IF SRC2 is memory and EVEX.b == 1:

t := SRC2.dword[0]

ELSE:

t := SRC2.dword[i]

p1word := ZERO_EXTEND(SRC1.byte[4*i]) * SIGN_EXTEND(t.byte[0])

p2word := ZERO_EXTEND(SRC1.byte[4*i+1]) * SIGN_EXTEND(t.byte[1])

p3word := ZERO_EXTEND(SRC1.byte[4*i+2]) * SIGN_EXTEND(t.byte[2])

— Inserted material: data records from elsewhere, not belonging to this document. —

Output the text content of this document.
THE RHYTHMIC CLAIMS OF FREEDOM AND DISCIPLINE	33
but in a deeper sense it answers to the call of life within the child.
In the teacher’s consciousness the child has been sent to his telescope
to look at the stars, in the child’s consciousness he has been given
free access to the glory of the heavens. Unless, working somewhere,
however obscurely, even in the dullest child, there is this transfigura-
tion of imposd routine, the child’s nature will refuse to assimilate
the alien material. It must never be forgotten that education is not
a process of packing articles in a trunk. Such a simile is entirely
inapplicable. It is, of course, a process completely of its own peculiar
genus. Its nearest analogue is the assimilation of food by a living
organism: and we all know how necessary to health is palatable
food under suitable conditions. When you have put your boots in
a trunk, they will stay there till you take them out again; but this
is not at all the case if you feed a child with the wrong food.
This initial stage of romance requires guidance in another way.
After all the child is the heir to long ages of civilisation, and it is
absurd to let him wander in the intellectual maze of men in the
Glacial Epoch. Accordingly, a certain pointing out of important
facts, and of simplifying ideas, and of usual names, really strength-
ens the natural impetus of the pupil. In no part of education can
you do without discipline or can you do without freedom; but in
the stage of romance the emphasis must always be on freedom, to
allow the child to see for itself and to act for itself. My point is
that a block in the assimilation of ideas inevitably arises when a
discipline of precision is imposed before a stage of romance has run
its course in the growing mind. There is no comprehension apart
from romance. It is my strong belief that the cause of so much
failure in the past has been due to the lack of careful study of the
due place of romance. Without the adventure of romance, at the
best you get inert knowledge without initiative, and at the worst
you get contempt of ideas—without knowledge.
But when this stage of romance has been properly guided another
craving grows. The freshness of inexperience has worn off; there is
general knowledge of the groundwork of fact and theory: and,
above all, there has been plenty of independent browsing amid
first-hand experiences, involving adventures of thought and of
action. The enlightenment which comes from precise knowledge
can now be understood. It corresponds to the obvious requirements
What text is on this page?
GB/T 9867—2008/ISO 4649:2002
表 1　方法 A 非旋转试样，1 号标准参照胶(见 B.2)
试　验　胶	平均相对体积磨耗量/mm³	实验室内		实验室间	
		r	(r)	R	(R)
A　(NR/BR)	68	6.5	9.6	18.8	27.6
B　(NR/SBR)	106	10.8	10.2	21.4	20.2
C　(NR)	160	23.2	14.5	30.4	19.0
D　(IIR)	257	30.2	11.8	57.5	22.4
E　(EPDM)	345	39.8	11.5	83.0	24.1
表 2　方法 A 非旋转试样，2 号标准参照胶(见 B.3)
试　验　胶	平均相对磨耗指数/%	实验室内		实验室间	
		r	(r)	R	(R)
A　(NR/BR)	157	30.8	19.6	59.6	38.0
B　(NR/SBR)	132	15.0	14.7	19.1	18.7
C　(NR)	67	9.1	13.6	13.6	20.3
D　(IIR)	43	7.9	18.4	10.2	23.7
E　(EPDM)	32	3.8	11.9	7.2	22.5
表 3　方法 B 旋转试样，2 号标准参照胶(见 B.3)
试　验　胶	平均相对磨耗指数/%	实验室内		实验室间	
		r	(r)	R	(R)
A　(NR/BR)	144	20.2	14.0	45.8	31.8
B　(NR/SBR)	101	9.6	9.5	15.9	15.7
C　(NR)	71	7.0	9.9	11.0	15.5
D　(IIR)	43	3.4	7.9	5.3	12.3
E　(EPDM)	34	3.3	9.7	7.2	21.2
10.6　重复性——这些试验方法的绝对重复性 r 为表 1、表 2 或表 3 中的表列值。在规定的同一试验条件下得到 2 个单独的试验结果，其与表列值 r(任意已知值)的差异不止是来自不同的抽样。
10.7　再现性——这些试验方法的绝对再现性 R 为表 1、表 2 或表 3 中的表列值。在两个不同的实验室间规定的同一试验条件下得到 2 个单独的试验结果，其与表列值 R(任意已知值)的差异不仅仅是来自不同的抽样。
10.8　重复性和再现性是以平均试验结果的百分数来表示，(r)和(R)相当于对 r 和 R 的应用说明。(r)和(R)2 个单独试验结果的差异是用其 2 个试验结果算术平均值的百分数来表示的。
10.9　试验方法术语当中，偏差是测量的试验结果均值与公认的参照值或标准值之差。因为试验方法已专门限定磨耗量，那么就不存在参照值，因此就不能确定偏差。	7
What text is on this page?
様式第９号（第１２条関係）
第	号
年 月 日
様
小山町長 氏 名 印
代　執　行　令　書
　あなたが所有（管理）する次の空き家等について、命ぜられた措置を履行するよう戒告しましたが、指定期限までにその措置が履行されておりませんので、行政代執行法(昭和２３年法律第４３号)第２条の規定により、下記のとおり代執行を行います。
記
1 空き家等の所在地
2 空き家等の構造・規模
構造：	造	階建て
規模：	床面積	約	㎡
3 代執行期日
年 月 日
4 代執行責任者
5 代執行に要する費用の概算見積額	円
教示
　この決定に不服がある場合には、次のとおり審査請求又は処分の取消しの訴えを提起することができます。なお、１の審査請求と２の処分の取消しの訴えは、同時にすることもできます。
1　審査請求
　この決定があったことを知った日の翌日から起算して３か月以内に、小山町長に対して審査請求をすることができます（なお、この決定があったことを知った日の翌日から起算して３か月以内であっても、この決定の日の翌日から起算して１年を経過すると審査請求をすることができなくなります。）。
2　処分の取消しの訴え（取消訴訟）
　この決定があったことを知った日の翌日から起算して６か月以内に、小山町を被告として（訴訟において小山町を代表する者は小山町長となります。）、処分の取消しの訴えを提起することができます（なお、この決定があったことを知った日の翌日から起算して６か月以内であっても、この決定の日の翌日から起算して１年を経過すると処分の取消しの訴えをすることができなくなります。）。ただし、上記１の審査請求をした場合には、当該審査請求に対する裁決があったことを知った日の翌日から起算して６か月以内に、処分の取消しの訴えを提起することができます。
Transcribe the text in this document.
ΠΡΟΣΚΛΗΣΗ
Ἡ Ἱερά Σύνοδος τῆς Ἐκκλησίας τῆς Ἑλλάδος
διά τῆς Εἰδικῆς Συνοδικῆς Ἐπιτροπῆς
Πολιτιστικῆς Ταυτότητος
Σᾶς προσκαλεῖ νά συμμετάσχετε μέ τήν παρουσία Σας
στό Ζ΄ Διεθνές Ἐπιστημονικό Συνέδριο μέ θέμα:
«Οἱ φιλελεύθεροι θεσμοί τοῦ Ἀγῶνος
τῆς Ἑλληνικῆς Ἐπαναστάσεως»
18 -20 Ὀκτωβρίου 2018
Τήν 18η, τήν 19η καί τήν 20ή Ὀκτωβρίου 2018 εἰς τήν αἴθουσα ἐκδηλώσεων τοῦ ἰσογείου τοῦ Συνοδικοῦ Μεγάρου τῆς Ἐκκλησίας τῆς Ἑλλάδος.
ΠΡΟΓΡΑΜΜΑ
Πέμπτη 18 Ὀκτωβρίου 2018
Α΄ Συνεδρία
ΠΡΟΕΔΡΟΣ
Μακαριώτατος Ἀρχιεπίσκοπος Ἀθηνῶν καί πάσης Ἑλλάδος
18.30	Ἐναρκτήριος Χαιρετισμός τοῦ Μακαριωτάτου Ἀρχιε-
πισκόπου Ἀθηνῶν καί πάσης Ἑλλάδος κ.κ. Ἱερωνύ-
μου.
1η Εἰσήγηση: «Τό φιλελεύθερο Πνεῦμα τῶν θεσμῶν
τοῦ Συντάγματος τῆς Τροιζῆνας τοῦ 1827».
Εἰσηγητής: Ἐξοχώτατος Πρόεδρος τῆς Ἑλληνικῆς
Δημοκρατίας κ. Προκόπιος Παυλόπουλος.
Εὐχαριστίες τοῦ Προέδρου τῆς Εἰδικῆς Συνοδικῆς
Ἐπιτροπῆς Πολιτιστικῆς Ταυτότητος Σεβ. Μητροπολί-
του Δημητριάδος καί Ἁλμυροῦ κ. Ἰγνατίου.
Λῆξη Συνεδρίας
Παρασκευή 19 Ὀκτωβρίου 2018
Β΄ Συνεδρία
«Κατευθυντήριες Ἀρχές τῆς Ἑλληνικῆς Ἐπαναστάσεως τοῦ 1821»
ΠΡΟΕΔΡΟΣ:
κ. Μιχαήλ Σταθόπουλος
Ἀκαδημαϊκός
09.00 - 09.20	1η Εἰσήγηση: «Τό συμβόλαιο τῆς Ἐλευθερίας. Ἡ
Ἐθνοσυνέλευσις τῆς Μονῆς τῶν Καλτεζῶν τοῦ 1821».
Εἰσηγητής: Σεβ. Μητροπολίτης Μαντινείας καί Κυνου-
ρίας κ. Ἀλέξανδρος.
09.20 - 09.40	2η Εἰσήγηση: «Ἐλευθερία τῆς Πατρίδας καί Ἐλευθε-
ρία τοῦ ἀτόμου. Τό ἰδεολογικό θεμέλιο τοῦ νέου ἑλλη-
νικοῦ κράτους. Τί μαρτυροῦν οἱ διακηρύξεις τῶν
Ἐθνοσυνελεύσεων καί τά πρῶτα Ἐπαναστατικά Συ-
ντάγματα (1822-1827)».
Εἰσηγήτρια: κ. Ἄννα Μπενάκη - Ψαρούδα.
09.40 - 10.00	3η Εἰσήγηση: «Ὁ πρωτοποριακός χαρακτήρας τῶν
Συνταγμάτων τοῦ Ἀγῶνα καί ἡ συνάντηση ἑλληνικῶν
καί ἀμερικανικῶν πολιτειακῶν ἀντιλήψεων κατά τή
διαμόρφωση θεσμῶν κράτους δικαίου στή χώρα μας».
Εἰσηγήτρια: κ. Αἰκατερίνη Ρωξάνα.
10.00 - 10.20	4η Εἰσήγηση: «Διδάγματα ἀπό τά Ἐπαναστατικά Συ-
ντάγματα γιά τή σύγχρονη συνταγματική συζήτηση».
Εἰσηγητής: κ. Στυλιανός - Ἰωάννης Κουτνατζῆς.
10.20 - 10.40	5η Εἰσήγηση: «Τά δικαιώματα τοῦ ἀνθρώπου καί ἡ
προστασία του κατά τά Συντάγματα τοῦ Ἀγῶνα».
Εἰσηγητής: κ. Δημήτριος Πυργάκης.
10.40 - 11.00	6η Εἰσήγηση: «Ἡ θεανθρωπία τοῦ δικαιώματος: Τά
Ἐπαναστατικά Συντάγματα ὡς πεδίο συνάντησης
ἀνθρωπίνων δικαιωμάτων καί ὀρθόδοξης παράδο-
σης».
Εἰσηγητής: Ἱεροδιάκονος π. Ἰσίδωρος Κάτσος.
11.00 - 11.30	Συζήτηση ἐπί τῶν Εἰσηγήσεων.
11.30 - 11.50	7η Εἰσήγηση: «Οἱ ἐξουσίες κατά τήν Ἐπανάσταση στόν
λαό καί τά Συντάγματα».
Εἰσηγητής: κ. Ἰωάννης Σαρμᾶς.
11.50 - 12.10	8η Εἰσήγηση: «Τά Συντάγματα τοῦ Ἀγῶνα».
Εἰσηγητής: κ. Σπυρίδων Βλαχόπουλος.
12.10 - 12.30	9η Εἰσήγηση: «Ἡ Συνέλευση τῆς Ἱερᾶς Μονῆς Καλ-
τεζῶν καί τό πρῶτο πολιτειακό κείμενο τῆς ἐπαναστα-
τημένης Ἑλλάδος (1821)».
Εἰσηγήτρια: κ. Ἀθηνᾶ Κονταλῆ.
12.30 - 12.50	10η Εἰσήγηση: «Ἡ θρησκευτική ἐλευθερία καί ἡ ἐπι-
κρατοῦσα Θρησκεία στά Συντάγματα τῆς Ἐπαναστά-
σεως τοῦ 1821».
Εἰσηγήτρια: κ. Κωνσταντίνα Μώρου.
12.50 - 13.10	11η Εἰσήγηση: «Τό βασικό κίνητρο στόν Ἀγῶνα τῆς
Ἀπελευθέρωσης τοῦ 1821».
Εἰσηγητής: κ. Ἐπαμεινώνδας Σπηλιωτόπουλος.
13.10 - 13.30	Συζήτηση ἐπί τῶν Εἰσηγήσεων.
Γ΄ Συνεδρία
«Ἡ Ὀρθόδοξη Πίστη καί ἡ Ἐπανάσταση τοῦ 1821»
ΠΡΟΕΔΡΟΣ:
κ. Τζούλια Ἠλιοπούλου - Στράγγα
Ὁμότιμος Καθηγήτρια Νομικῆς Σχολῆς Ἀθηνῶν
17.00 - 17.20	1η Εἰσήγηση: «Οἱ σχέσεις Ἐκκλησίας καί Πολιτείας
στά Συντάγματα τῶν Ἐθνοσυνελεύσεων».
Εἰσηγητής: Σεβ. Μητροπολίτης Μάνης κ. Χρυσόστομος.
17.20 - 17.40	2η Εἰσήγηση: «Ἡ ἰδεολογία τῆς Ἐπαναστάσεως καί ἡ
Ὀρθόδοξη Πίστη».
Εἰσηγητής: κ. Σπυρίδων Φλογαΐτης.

p4word := ZERO_EXTEND(SRC1.byte[4*i+3]) *SIGN_EXTEND(t.byte[3])

DEST.dword[i] := SIGNED_DWORD_SATURATE(ORIGDEST.dword[i] + p1word + p2word + p3word + p4word)

ELSE IF *zeroing*:

DEST.dword[i] := 0

ELSE:

// Merge masking, dest element unchanged

DEST.dword[i] := ORIGDEST.dword[i]

DEST[MAX_VL-1:VL] := 0

Intel C/C++ Compiler Intrinsic Equivalent

VPDPBUSDS __m128i _mm_dpbusds_avx_epi32(__m128i, __m128i, __m128i);

VPDPBUSDS __m128i _mm_dpbusds_epi32(__m128i, __m128i, __m128i);

VPDPBUSDS __m128i _mm_mask_dpbusds_epi32(__m128i, __mmask8, __m128i, __m128i);

VPDPBUSDS __m128i _mm_maskz_dpbusds_epi32(__mmask8, __m128i, __m128i, __m128i);

VPDPBUSDS __m256i _mm256_dpbusds_avx_epi32(__m256i, __m256i, __m256i);

VPDPBUSDS __m256i _mm256_dpbusds_epi32(__m256i, __m256i, __m256i);

VPDPBUSDS __m256i _mm256_mask_dpbusds_epi32(__m256i, __mmask8, __m256i, __m256i);

VPDPBUSDS __m256i _mm256_maskz_dpbusds_epi32(__mmask8, __m256i, __m256i, __m256i);

VPDPBUSDS __m512i _mm512_dpbusds_epi32(__m512i, __m512i, __m512i);

VPDPBUSDS __m512i _mm512_mask_dpbusds_epi32(__m512i, __mmask16, __m512i, __m512i);

VPDPBUSDS __m512i _mm512_maskz_dpbusds_epi32(__mmask16, __m512i, __m512i, __m512i);

SIMD Floating-Point Exceptions

None.

Other Exceptions

Non-EVEX-encoded instruction, see Table 2-21, “Type 4 Class Exception Conditions.”

EVEX-encoded instruction, see Table 2-49, “Type E4 Class Exception Conditions.”